Фелисити пожала плечами.
— Не знаю. До встречи с тобой я даже была не в курсе, остались ли в городе живые люди — то есть, живые и нормальные.
Нужно было кое–что проверить, и я спросил:
— Думаешь, в воздухе был вирус? Люди заразились и превратились в охотников? Заболели те, кто оказался на улице?
— Получается так. А как еще? Но в первый день был сильный дождь, потом все время шел снег, поэтому сейчас воздух чистый.
— То есть, сейчас заразиться можно, только если… — начал я и замолчал.
— …если охотник напрямую заразит здорового человека, — Фелисити вздрогнула, но все же договорила, — когда станет пить из него кровь.
— Я пока ни разу не видел подобного, но это же не значит, что так нельзя заразиться? Нужно быть осторожнее.
— Мне нравится идея отправиться на север. Может, нам удастся добраться до родительской фермы, — предложила Фелисити.
Я представил, как мы приходим на ферму к родителям Фелисити, а там все в порядке, и невольно улыбнулся.
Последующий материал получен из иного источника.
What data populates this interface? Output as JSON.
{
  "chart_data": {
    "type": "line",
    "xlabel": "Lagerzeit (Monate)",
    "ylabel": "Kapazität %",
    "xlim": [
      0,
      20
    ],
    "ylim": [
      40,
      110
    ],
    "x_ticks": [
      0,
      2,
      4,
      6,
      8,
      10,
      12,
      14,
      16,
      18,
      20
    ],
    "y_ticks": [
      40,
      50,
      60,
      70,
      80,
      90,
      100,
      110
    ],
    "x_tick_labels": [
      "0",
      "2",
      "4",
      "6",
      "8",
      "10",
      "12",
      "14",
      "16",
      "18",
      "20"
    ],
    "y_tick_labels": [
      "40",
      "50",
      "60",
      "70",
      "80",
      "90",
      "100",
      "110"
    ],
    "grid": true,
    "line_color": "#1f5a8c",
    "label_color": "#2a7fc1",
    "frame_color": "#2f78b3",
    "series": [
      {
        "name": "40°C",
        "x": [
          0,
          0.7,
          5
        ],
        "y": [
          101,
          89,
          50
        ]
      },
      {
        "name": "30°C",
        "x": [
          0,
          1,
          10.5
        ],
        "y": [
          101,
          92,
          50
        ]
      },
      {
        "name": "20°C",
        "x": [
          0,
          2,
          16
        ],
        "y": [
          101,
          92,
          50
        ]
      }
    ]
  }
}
Они наверняка знают, что произошло на самом деле. Возможно, я смогу вернуться домой. Только вот без Рейчел и Калеба уходить нельзя. Нельзя бросить новых друзей, выбрав одну Фелисити.
— У тебя есть причины остаться на Манхэттене? — спросил я.
Она покачала головой, отпивая из бутылки с водой. Чувствовалось, что Фелисити жалко уходить, и я мог понять ее: страшно расставаться с привычными местами ради неизвестности. Что–то похожее я переживал, покидая Рокфеллеровский небоскреб: он успел стать мне почти домом, там я чувствовал себя в безопасности.
— Я так хочу к родителям, — произнесла Фелисити.
— Ты пойдешь со мной в зоопарк? Нужно уговорить Рейчел.
— Она там сама со всем управляется?
— Да, но нельзя же сидеть там вечно! — сказал я. — Во–первых, это опасно; во–вторых, в зоопарке слишком много работы. Может, она передумает, когда познакомится с тобой и Калебом.
— А если они откажутся уходить?
— Надеюсь, нет. Пусть не сразу, но мы их уговорим: они ведь видели, что охотники опаснее с каждым днем.
— Мне кажется, Калеб очень привязан к Нью–Йорку. Он родился и вырос здесь.
Возможно, произнося эти слова о Калебе, Фелисити думала о себе.
Я вспомнил, как Калеб рассказывал о родителях. Может, ему нужно сходить к ним, увидеть все своими глазами, чтобы поверить в реальность? Какова вероятность, что у него дома все окажется гораздо хуже, чем он предполагает?